インターリンクは、4月1日から東京(03)地域の一般電話に接続可能なインターネットテレビ電話サービス「Zootフォン」を開始する。利用料金は、アダプタ費用1万5000円とIP電話サービス料の月額200円(インターリンク会員対象、ほかのプロバイダ会員は月額2000円)のみ。通常の電話機を専用アダプタを介してパソコンと接続すれば使用可能になる。CS推進本部マーケットディベロップメント・菅野伸彦ディビジョンリーダーは、「今後、大手ISPや通信事業者が続々とIP電話サービスに参入してくる」とし、ほかのサービスに対する独自の差別化策に自信をみせる。ブロードバンド網加入者の急速な増加により、IP電話はコンテンツサービスの主力になりつつある。

 同社はこれまで、Zootフォン会員間のみのインターネット通話サービスを無料で行ってきた。03ナンバーに対する通話が完全無料となるサービスは、ほかのインターネット電話サービスに先駆けた初めての試みであり、同社では「今後さまざまなサービスが台頭してくるなかで、大きな強みになるだろう」(菅野ディビジョンリーダー)と見ている。

 インターリンクはもともとインターネット・サービス・プロバイダ(ISP)事業を主力に展開してきた。同社が運営するZootフォンは、プロバイダ事業における付加価値サービスとして、ユーザー獲得のための「武器になる」という。 実際、ビッグローブ、@ニフティをはじめとする大手ISPでさえ、接続料金の低下傾向に押され、インターネット接続サービスのみでは利益を上げられない厳しい状況が続いている。
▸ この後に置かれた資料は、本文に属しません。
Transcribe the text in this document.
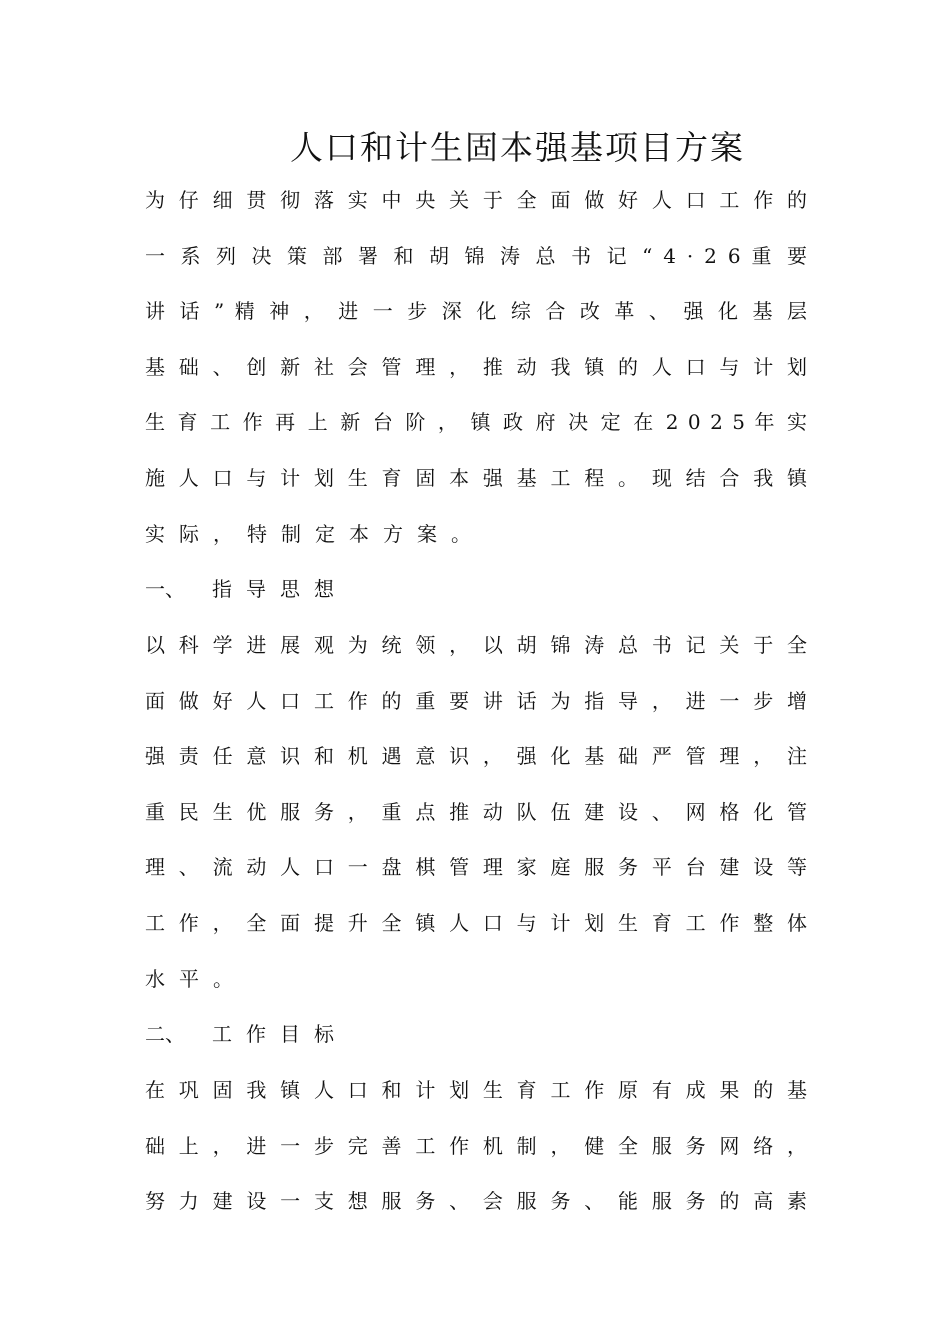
人口和计生固本强基项目方案
为 仔 细 贯 彻 落 实 中 央 关 于 全 面 做 好 人 口 工 作 的
一 系 列 决 策 部 署 和 胡 锦 涛 总 书 记 “ 4 · 2 6 重 要
讲 话 ” 精 神 ， 进 一 步 深 化 综 合 改 革 、 强 化 基 层
基 础 、 创 新 社 会 管 理 ， 推 动 我 镇 的 人 口 与 计 划
生 育 工 作 再 上 新 台 阶 ， 镇 政 府 决 定 在 2 0 2 5 年 实
施 人 口 与 计 划 生 育 固 本 强 基 工 程 。 现 结 合 我 镇
实际，特制定本方案。
一、	指导思想
以 科 学 进 展 观 为 统 领 ， 以 胡 锦 涛 总 书 记 关 于 全
面 做 好 人 口 工 作 的 重 要 讲 话 为 指 导 ， 进 一 步 增
强 责 任 意 识 和 机 遇 意 识 ， 强 化 基 础 严 管 理 ， 注
重 民 生 优 服 务 ， 重 点 推 动 队 伍 建 设 、 网 格 化 管
理 、 流 动 人 口 一 盘 棋 管 理 家 庭 服 务 平 台 建 设 等
工 作 ， 全 面 提 升 全 镇 人 口 与 计 划 生 育 工 作 整 体
水平。
二、	工作目标
在 巩 固 我 镇 人 口 和 计 划 生 育 工 作 原 有 成 果 的 基
础 上 ， 进 一 步 完 善 工 作 机 制 ， 健 全 服 务 网 络 ，
努 力 建 设 一 支 想 服 务 、 会 服 务 、 能 服 务 的 高 素
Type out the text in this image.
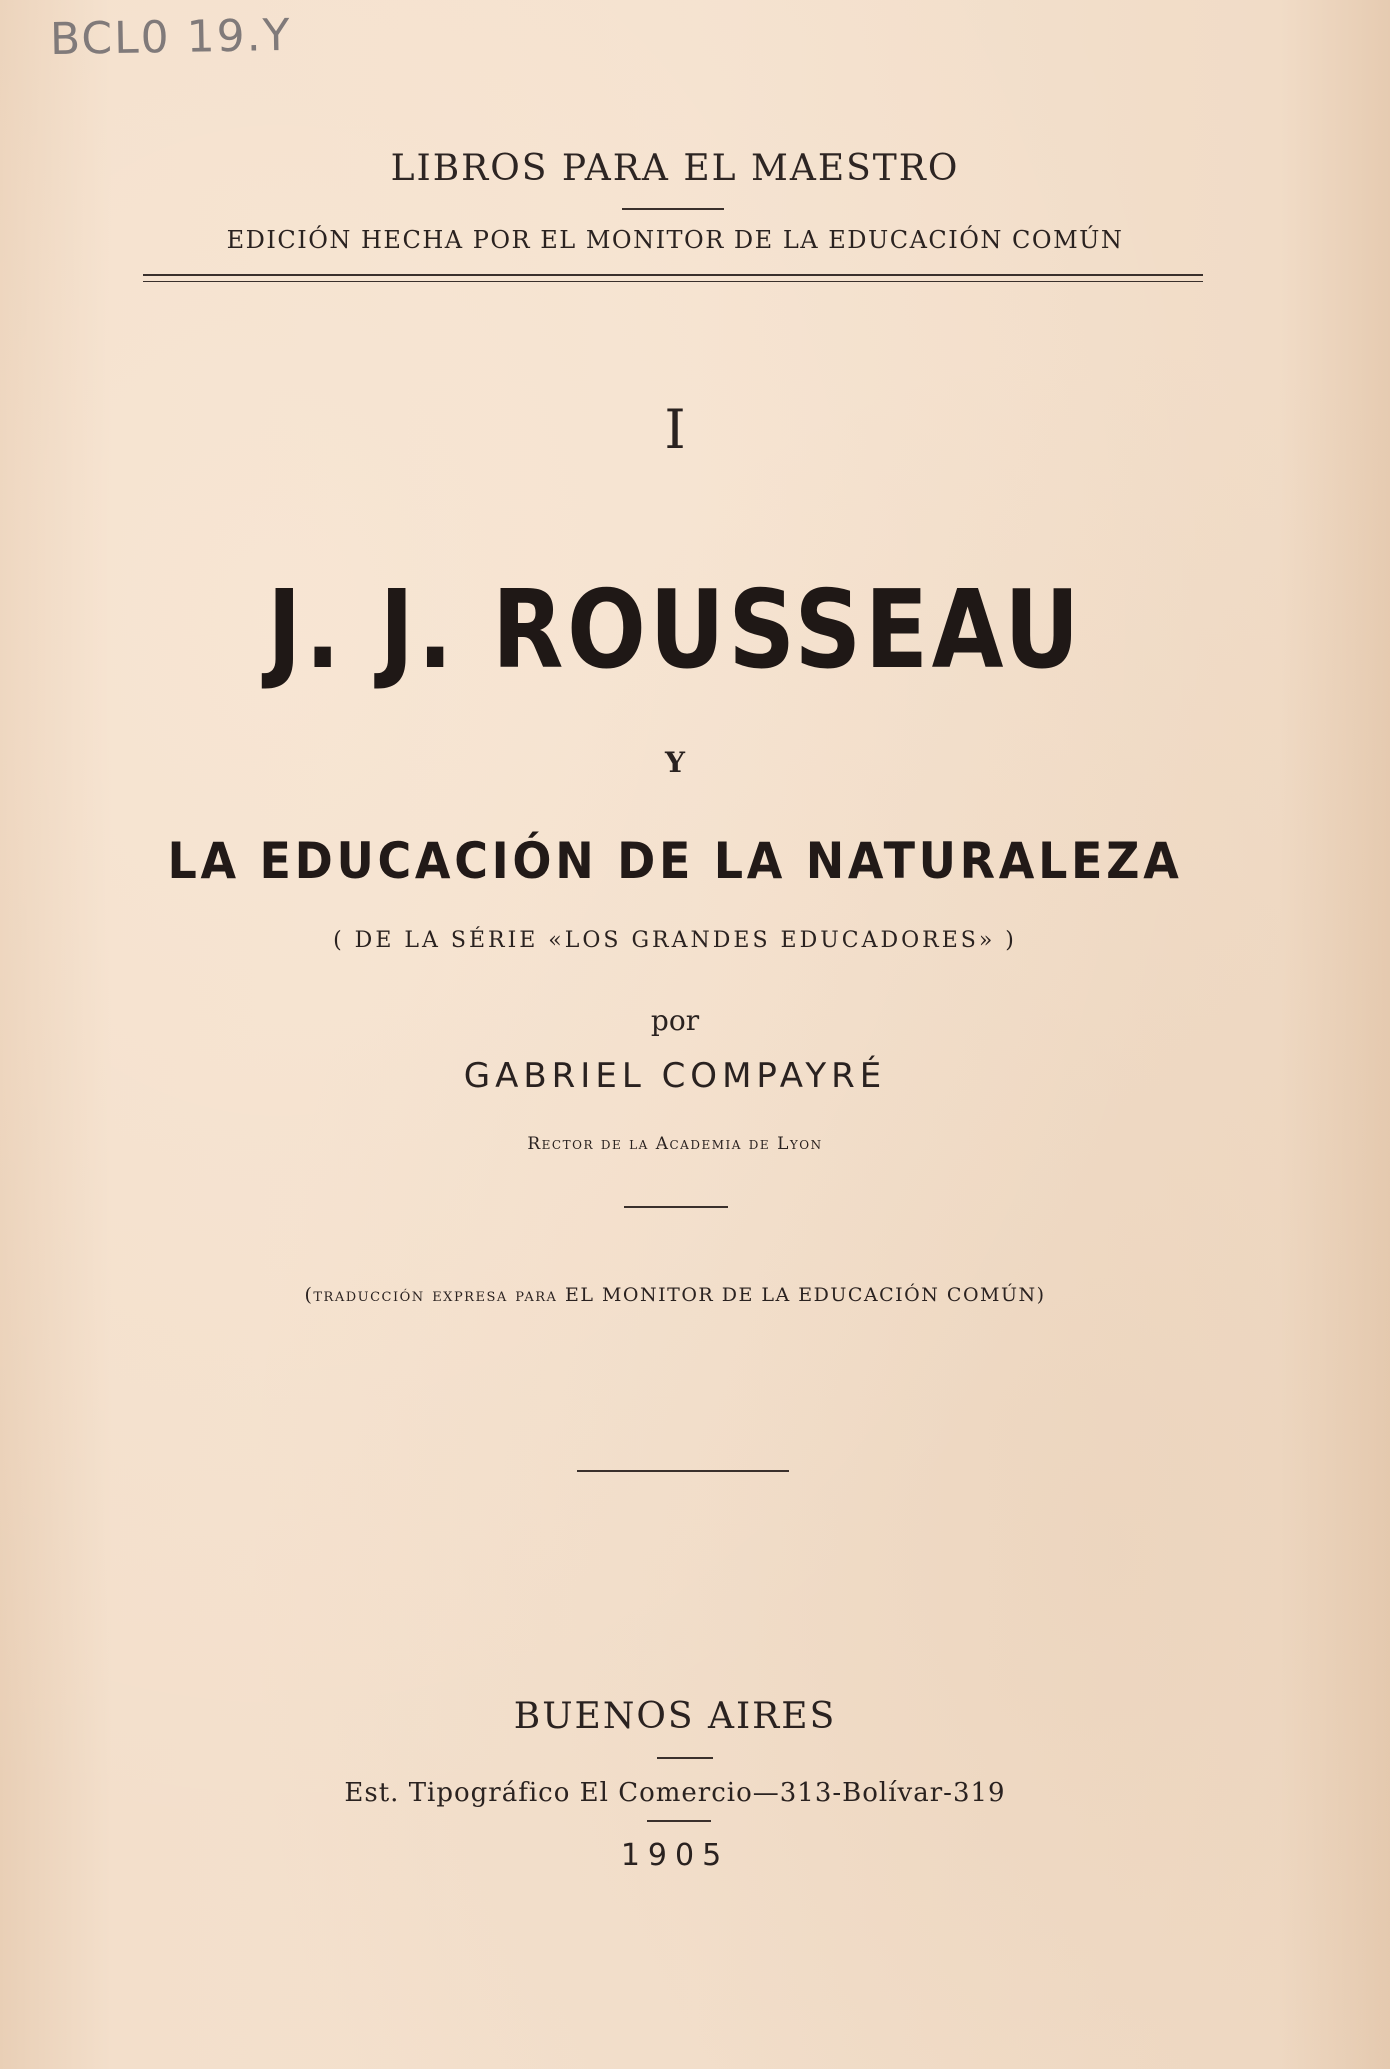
BCL0 19.Y
LIBROS PARA EL MAESTRO
EDICIÓN HECHA POR EL MONITOR DE LA EDUCACIÓN COMÚN
I
J. J. ROUSSEAU
Y
LA EDUCACIÓN DE LA NATURALEZA
( DE LA SÉRIE «LOS GRANDES EDUCADORES» )
por
GABRIEL COMPAYRÉ
Rector de la Academia de Lyon
(traducción expresa para EL MONITOR DE LA EDUCACIÓN COMÚN)
BUENOS AIRES
Est. Tipográfico El Comercio—313-Bolívar-319
1905
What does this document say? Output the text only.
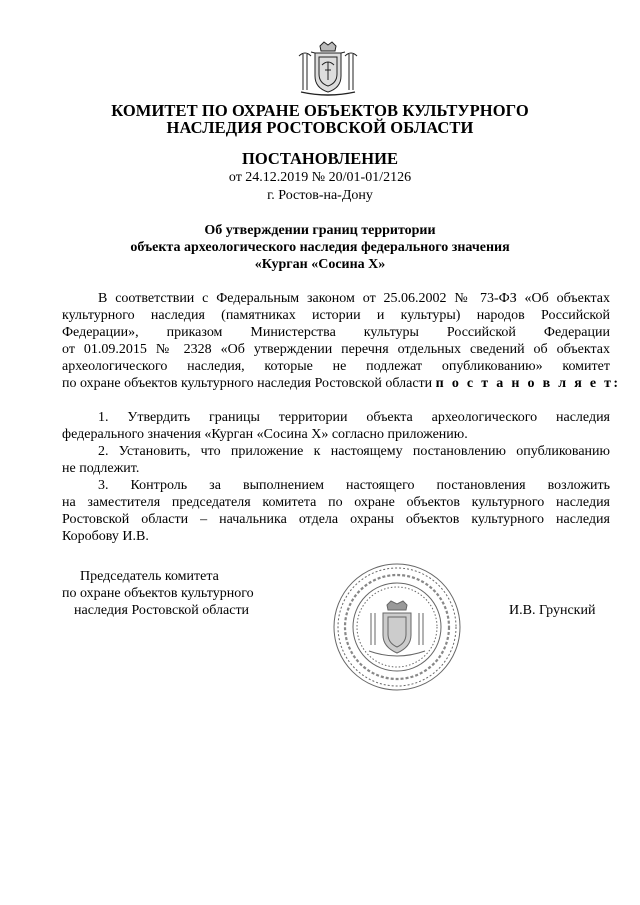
КОМИТЕТ ПО ОХРАНЕ ОБЪЕКТОВ КУЛЬТУРНОГО
НАСЛЕДИЯ РОСТОВСКОЙ ОБЛАСТИ
ПОСТАНОВЛЕНИЕ
от 24.12.2019 № 20/01-01/2126
г. Ростов-на-Дону
Об утверждении границ территории
объекта археологического наследия федерального значения
«Курган «Сосина Х»
В соответствии с Федеральным законом от 25.06.2002 № 73-ФЗ «Об объектах
культурного наследия (памятниках истории и культуры) народов Российской
Федерации», приказом Министерства культуры Российской Федерации
от 01.09.2015 № 2328 «Об утверждении перечня отдельных сведений об объектах
археологического наследия, которые не подлежат опубликованию» комитет
по охране объектов культурного наследия Ростовской области п о с т а н о в л я е т:
1. Утвердить границы территории объекта археологического наследия
федерального значения «Курган «Сосина Х» согласно приложению.
2. Установить, что приложение к настоящему постановлению опубликованию
не подлежит.
3. Контроль за выполнением настоящего постановления возложить
на заместителя председателя комитета по охране объектов культурного наследия
Ростовской области – начальника отдела охраны объектов культурного наследия
Коробову И.В.
Председатель комитета
по охране объектов культурного
наследия Ростовской области	И.В. Грунский
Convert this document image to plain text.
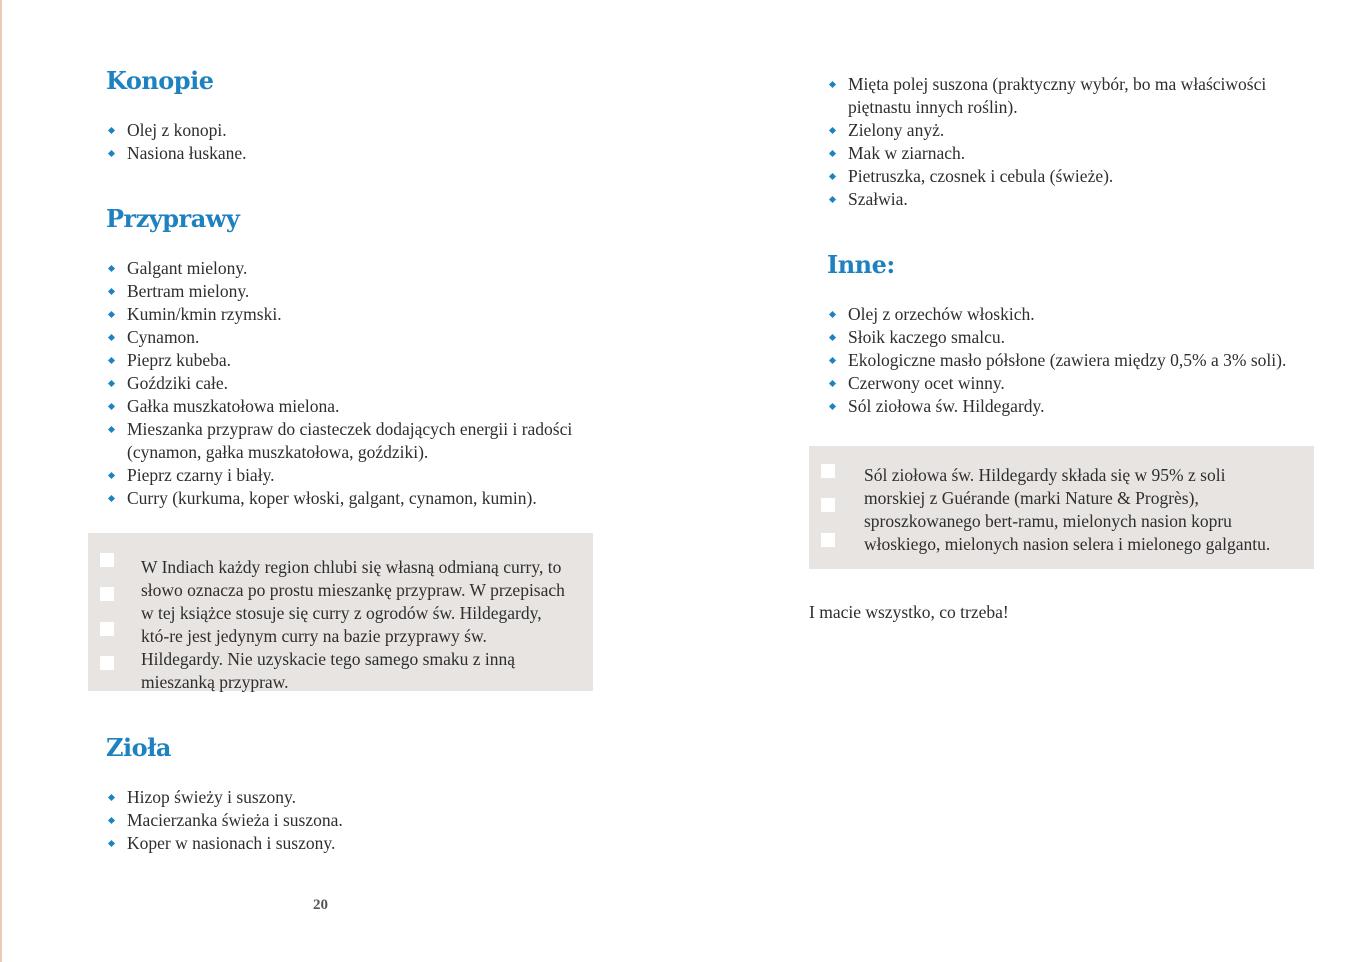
Konopie
Olej z konopi.
Nasiona łuskane.
Przyprawy
Galgant mielony.
Bertram mielony.
Kumin/kmin rzymski.
Cynamon.
Pieprz kubeba.
Goździki całe.
Gałka muszkatołowa mielona.
Mieszanka przypraw do ciasteczek dodających energii i radości (cynamon, gałka muszkatołowa, goździki).
Pieprz czarny i biały.
Curry (kurkuma, koper włoski, galgant, cynamon, kumin).

W Indiach każdy region chlubi się własną odmianą curry, to słowo oznacza po prostu mieszankę przypraw. W przepisach w tej książce stosuje się curry z ogrodów św. Hildegardy, któ-re jest jedynym curry na bazie przyprawy św. Hildegardy. Nie uzyskacie tego samego smaku z inną mieszanką przypraw.

Zioła
Hizop świeży i suszony.
Macierzanka świeża i suszona.
Koper w nasionach i suszony.

20

Mięta polej suszona (praktyczny wybór, bo ma właściwości piętnastu innych roślin).
Zielony anyż.
Mak w ziarnach.
Pietruszka, czosnek i cebula (świeże).
Szałwia.
Inne:
Olej z orzechów włoskich.
Słoik kaczego smalcu.
Ekologiczne masło półsłone (zawiera między 0,5% a 3% soli).
Czerwony ocet winny.
Sól ziołowa św. Hildegardy.

Sól ziołowa św. Hildegardy składa się w 95% z soli morskiej z Guérande (marki Nature & Progrès), sproszkowanego bert-ramu, mielonych nasion kopru włoskiego, mielonych nasion selera i mielonego galgantu.

I macie wszystko, co trzeba!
会員を獲得すればするだけ、設備投資が膨らみ、赤字幅が拡大するという“負のサイクル”に飲み込まれているのが現状だ。

 このような状況において、各ISPは有料のコンテンツサービスを展開することで、利益率の高いビジネスを推進する共通のビジネスモデルを掲げている。ただ、現段階ではまだ試行錯誤の段階にあり、思うようにビジネスが軌道に乗っていない。

 インターリンクのような中堅プロバイダにしても、生き残りをかけた施策として会員数の絶対ボリュームを獲得し、有料のコンテンツサービスを収益の柱に据える必要性に迫られた。IP電話サービスは、このような苦境に立たされているISPの「希望」ともいえる。

 しかし、IP電話サービスを開始するのはISPだけではない。1月下旬のサービス開始を予定していたヤフーのようなポータルサイトでも、IP電話サービスの推進には積極姿勢を見せている。イー・アクセスのような通信事業者も参入を計画している。

 実際、イー・アクセスでは、2月20日のサービス開始を目処に、マイクロソフトのメッセンジャーを利用したブロードバンド向けインターネット電話サービスをスタートする。国内一律で3分10円、米国には1分7円、韓国へは1分9円と、価格的にはヤフーフォンが予定する国内一律3分7.5円と比較すれば割高だが、イー・アクセスが回線を提供するプロバイダを考えれば、「市場はかなり広いのではないか」(同社担当者)と自信をみせている。

 総務省によると、2002年度内には民間事業者により「(DSLサービスは)概ね全国的にサービス展開される予定」という。

 5月には、IP電話についても専用番号の割り振りが開始され、普及した高帯域インフラの上でIP電話サービスが本格化するとみられている。